Der Regress betraf 2020 für die Mutter erbrachte Pflegehilfe. Ihr Sohn und seine Ehefrau hatten in dem Jahr beide ein Jahreseinkommen von rund 118.000 Euro (monatlich circa 5.800 Euro netto). Bei ihnen lebte ihre unterhaltsberechtigte volljährige Tochter. Der Sohn hatte außerdem zwei Geschwister, die der Sozialhilfeträger nicht in Anspruch nahm.

Der Sohn machte geltend, er sei leistungsunfähig. Er meinte, der Selbstbehalt sei anhand der Jahreseinkommensgrenze von 100.000 Euro in § 94 Abs. 1a SGB XII zu bestimmen, der durch das Angehörigen-Entlastungsgesetz zum 1. Januar 2020 eingefügt wurde und den Rückgriff bei ihren Eltern unterhaltspflichtigen Kindern beschränkt. Er monierte, dass sonst unterhaltsverpflichtete Kinder, die mit ihrem Einkommen knapp oberhalb oder unterhalb der 100.000-Euro-Grenze liegen, erheblich ungleich behandelt würden.

Während das AG den Antrag des Sozialhilfeträgers abwies, verpflichtete das OLG den Sohn zur Zahlung. Für den angemessenen Selbstbehalt sei nicht auf ein aus dem Grenzbetrag in § 94 Abs. 1a SGB XII zu berechnendes Nettoeinkommen abzustellen. Das OLG erhöhte unter Berücksichtigung der Wertung des Angehörigen-Entlastungsgesetzes die Sockelbeträge der Hammer Leitlinie um 30% – für den Sohn von 2.000 auf 2.600 Euro und für dessen Ehefrau von 1.600 auf 2.080 Euro. Zum Mindestselbstbehalt der beiden von 4.680 Euro rechnete das OLG dann die Hälfte des diesen Betrag übersteigenden bereinigten Familieneinkommens hinzu.

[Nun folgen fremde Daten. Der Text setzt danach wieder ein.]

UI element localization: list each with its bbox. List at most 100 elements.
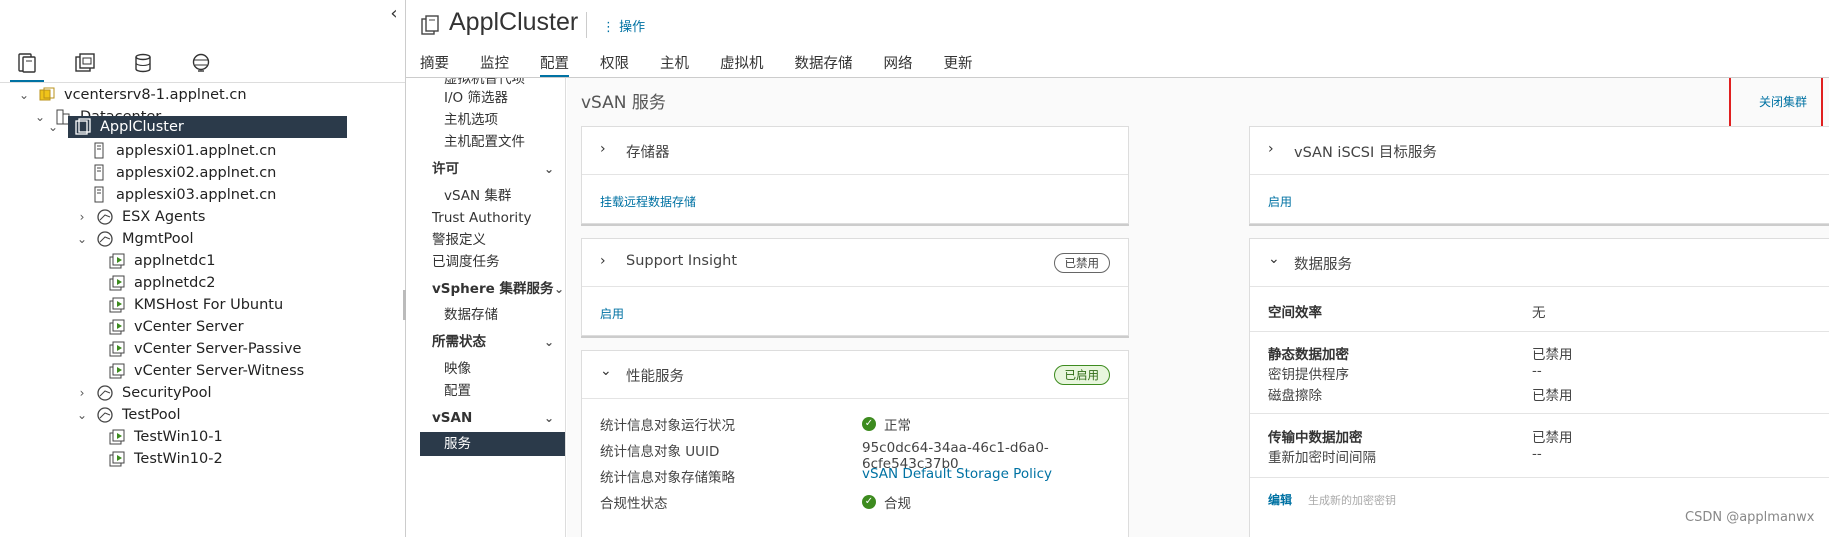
resource-pool-icon [96, 406, 114, 424]
tab-updates[interactable]: 更新 [944, 52, 973, 78]
expand-toggle-icon[interactable]: › [74, 386, 90, 400]
submenu-item-datastores[interactable]: 数据存储 [414, 303, 565, 327]
card-header[interactable]: ⌄ 性能服务 已启用 [582, 351, 1128, 399]
tab-datastores[interactable]: 数据存储 [795, 52, 853, 78]
card-title: 性能服务 [626, 369, 684, 385]
submenu-item-services[interactable]: 服务 [420, 432, 565, 456]
resource-pool-icon [96, 208, 114, 226]
inventory-view-tabs [8, 46, 240, 83]
submenu-item-vsan-cluster[interactable]: vSAN 集群 [414, 184, 565, 208]
submenu-group-desired-state[interactable]: 所需状态 ⌄ [414, 330, 565, 354]
tree-node-label: applesxi01.applnet.cn [116, 143, 277, 159]
submenu-item-host-profile[interactable]: 主机配置文件 [414, 130, 565, 154]
pane-resize-handle[interactable] [403, 290, 406, 320]
host-icon [90, 186, 108, 204]
enable-link[interactable]: 启用 [600, 305, 624, 322]
resource-pool-icon [96, 230, 114, 248]
submenu-group-label: 所需状态 [432, 334, 486, 350]
kv-value: -- [1532, 446, 1542, 462]
tree-node-label: applesxi03.applnet.cn [116, 187, 277, 203]
vms-templates-icon[interactable] [66, 46, 104, 80]
kv-value: 已禁用 [1532, 388, 1573, 404]
submenu-item-scheduled-tasks[interactable]: 已调度任务 [414, 250, 565, 274]
expand-toggle-icon[interactable]: ⌄ [16, 88, 32, 102]
tab-permissions[interactable]: 权限 [600, 52, 629, 78]
kv-key: 重新加密时间间隔 [1268, 450, 1376, 466]
expand-toggle-icon[interactable]: ⌄ [32, 110, 48, 124]
actions-menu-button[interactable]: ⋮ 操作 [602, 16, 645, 35]
hosts-clusters-icon[interactable] [8, 46, 46, 83]
tree-node-label: TestWin10-1 [134, 429, 223, 445]
storage-card: › 存储器 挂载远程数据存储 [581, 126, 1129, 224]
storage-icon[interactable] [124, 46, 162, 80]
inventory-navigator: ‹ ⌄ vcentersrv8-1.applnet.cn ⌄ Datacente… [0, 0, 406, 537]
expand-toggle-icon[interactable]: ⌄ [74, 408, 90, 422]
kv-value: 已禁用 [1532, 430, 1573, 446]
submenu-group-licensing[interactable]: 许可 ⌄ [414, 157, 565, 181]
mount-remote-datastore-link[interactable]: 挂载远程数据存储 [600, 193, 696, 210]
vsan-services-panel: vSAN 服务 关闭集群 › 存储器 挂载远程数据存储 › Support In… [567, 78, 1829, 537]
divider [1250, 331, 1829, 332]
kv-key: 统计信息对象运行状况 [600, 418, 735, 434]
tab-networks[interactable]: 网络 [884, 52, 913, 78]
tree-node-label: ESX Agents [122, 209, 206, 225]
tree-node-label: KMSHost For Ubuntu [134, 297, 284, 313]
submenu-item-trust-authority[interactable]: Trust Authority [414, 206, 565, 230]
card-title: 数据服务 [1294, 257, 1352, 273]
collapse-navigator-icon[interactable]: ‹ [386, 4, 402, 24]
submenu-item-alarm-definitions[interactable]: 警报定义 [414, 228, 565, 252]
submenu-item-io-filters[interactable]: I/O 筛选器 [414, 86, 565, 110]
generate-new-key-link[interactable]: 生成新的加密密钥 [1308, 492, 1396, 508]
cluster-icon [420, 14, 442, 40]
card-title: 存储器 [626, 145, 670, 161]
networking-icon[interactable] [182, 46, 220, 80]
tab-vms[interactable]: 虚拟机 [720, 52, 764, 78]
expand-toggle-icon[interactable]: ⌄ [48, 120, 58, 134]
tab-configure[interactable]: 配置 [540, 52, 569, 78]
vm-icon [108, 450, 126, 468]
cluster-icon [74, 118, 92, 136]
tree-node-label: vCenter Server-Witness [134, 363, 305, 379]
tree-node-label: TestPool [122, 407, 181, 423]
submenu-item-image[interactable]: 映像 [414, 357, 565, 381]
card-header[interactable]: › vSAN iSCSI 目标服务 [1250, 127, 1829, 175]
kv-row: 空间效率 无 [1268, 301, 1829, 323]
tree-node-label: vCenter Server-Passive [134, 341, 302, 357]
kv-value: 无 [1532, 305, 1546, 321]
vm-icon [108, 318, 126, 336]
vsan-iscsi-card: › vSAN iSCSI 目标服务 启用 [1249, 126, 1829, 224]
kv-row: 统计信息对象运行状况 ✓ 正常 [600, 414, 1110, 436]
storage-policy-link[interactable]: vSAN Default Storage Policy [862, 466, 1052, 482]
submenu-item-host-options[interactable]: 主机选项 [414, 108, 565, 132]
tab-hosts[interactable]: 主机 [660, 52, 689, 78]
submenu-group-vsan[interactable]: vSAN ⌄ [414, 406, 565, 430]
status-badge: 已启用 [1053, 365, 1110, 385]
expand-toggle-icon[interactable]: › [74, 210, 90, 224]
tree-node-cluster-selected[interactable]: ApplCluster [68, 116, 347, 138]
kv-row: 磁盘擦除 已禁用 [1268, 384, 1829, 406]
submenu-group-vsphere-cluster-services[interactable]: vSphere 集群服务 ⌄ [414, 277, 565, 301]
submenu-item-configuration[interactable]: 配置 [414, 379, 565, 403]
tree-node-label: vCenter Server [134, 319, 244, 335]
vm-icon [108, 362, 126, 380]
chevron-down-icon: ⌄ [553, 282, 564, 296]
enable-link[interactable]: 启用 [1268, 193, 1292, 210]
kv-key: 静态数据加密 [1268, 347, 1349, 363]
tree-node-vm[interactable]: TestWin10-2 [108, 446, 223, 472]
tab-summary[interactable]: 摘要 [420, 52, 449, 78]
host-icon [90, 142, 108, 160]
kv-key: 统计信息对象存储策略 [600, 470, 735, 486]
edit-link[interactable]: 编辑 [1268, 491, 1292, 508]
card-title: Support Insight [626, 253, 738, 269]
object-tabs: 摘要 监控 配置 权限 主机 虚拟机 数据存储 网络 更新 [420, 52, 1004, 78]
card-header[interactable]: ⌄ 数据服务 [1250, 239, 1829, 287]
tab-monitor[interactable]: 监控 [480, 52, 509, 78]
card-header[interactable]: › 存储器 [582, 127, 1128, 175]
card-header[interactable]: › Support Insight 已禁用 [582, 239, 1128, 287]
expand-toggle-icon[interactable]: ⌄ [74, 232, 90, 246]
kv-value-text: 正常 [884, 418, 911, 434]
kv-value: ✓ 合规 [862, 492, 911, 512]
chevron-right-icon: › [600, 253, 606, 269]
kv-key: 传输中数据加密 [1268, 430, 1363, 446]
chevron-down-icon: ⌄ [1268, 251, 1280, 267]
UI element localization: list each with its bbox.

Die Rechtsbeschwerde des Sohns blieb beim BGH ohne Erfolg (Beschluss vom 07.05.2025 – XII ZB 563/24). Der BGH bestätigt seine bisherige Rechtsprechung, von der das OLG Hamm zwar in einzelnen Punkten abweiche, was sich im Ergebnis aber nicht zum Nachteil des Sohnes auswirke.

Einkommensgrenze für Selbstbehalt nicht maßgeblich

Laut BGH ist der Mindestselbstbehalt nicht an der Einkommensgrenze des § 94 Abs. 1a Satz 1 SGB XII auszurichten. Das sei auch nicht geboten, um verfassungsrechtlich bedenkliche Verwerfungen bei der Ungleichbehandlung von Kindern mit steuerrechtlichen Einkünften knapp oberhalb und knapp unterhalb der Jahreseinkommensgrenze von 100.000 Euro zu vermeiden. Der BGH weist darauf hin, dass das nicht privilegierte Kind nach § 1606 Abs. 3 BGB nur anteilig hafte, wenn privilegierte Geschwister leistungsfähig seien, und der von letzteren geschuldete Anteil dem Sozialhilfeträger auferlegt werde.

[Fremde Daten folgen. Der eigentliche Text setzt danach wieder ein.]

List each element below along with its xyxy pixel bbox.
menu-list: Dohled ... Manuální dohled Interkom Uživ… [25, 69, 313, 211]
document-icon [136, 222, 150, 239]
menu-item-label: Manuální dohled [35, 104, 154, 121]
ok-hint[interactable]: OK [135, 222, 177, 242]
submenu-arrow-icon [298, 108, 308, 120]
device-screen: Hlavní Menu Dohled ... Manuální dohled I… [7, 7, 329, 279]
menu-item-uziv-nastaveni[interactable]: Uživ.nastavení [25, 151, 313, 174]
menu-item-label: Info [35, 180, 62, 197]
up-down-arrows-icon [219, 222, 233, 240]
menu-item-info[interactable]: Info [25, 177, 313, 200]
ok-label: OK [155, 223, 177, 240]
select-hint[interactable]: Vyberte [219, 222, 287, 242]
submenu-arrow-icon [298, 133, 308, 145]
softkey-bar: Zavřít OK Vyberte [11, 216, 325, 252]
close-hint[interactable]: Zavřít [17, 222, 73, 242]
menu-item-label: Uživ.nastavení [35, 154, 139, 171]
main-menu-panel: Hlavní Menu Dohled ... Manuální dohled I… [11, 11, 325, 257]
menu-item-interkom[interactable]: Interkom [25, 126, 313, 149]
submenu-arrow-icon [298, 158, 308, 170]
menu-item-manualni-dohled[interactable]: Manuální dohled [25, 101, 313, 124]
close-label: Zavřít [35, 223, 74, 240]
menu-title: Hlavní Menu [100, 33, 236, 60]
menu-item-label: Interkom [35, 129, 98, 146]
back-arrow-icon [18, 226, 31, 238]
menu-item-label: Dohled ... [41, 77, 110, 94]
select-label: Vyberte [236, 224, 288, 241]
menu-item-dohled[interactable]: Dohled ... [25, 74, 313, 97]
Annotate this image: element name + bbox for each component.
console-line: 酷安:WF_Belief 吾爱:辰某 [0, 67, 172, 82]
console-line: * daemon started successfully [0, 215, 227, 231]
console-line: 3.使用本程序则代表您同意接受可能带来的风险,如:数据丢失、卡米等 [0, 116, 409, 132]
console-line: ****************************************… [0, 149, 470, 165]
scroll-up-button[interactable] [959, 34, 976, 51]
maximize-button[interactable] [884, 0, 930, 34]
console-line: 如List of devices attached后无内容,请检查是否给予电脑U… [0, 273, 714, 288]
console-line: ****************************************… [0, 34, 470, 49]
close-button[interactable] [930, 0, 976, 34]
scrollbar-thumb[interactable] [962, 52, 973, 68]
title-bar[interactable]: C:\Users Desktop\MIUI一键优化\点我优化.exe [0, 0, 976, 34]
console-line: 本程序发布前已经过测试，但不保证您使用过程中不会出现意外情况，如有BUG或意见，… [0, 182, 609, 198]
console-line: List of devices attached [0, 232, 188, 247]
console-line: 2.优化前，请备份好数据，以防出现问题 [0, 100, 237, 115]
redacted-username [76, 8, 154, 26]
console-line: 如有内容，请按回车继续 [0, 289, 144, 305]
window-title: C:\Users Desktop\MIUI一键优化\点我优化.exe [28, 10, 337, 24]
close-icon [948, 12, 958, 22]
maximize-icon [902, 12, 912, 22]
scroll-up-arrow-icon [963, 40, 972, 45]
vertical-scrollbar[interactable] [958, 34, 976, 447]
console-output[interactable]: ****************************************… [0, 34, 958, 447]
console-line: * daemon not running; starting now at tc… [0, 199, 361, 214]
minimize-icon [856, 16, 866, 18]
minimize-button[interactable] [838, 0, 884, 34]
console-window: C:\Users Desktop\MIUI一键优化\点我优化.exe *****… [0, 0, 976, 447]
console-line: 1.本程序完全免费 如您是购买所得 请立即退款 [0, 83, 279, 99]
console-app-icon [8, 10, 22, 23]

Der Senat hält daran fest, dass der angemessene Eigenbedarf anhand der konkreten Umstände des Einzelfalls und unter Berücksichtigung der besonderen Lebensverhältnisse, die bei der Inanspruchnahme auf Elternunterhalt vorliegen, ermittelt wird. Bezugspunkt für die Bemessung des Mindestselbstbehalts beim Elternunterhalt bildeten die durchschnittlichen Einkommensverhältnisse. Anhebungen des Mindestselbstbehalts dürften unterschiedliche Verhältnisse bei den unterhaltspflichtigen Kindern nicht nivellieren.

Im Vergleich mit dem BGH-Ansatz eines unveränderten Sockelselbstbehalts (der in der Düsseldorfer Tabelle, Stand 2020, noch ausgewiesene Mindestselbstbehalt von 2.000 Euro sei nicht zu beanstanden) und eines auf 70% erhöhten Satzes für das diesen Betrag übersteigende Einkommen habe sich der vom OLG veranschlagte höhere Sockelselbstbehalt nicht zum Nachteil des Sohnes ausgewirkt, so der XII. Senat.

BGH, Beschluss vom 07.05.2025 - XII ZB 563/24

Redaktion beck-aktuell, hs, 2. Juli 2025.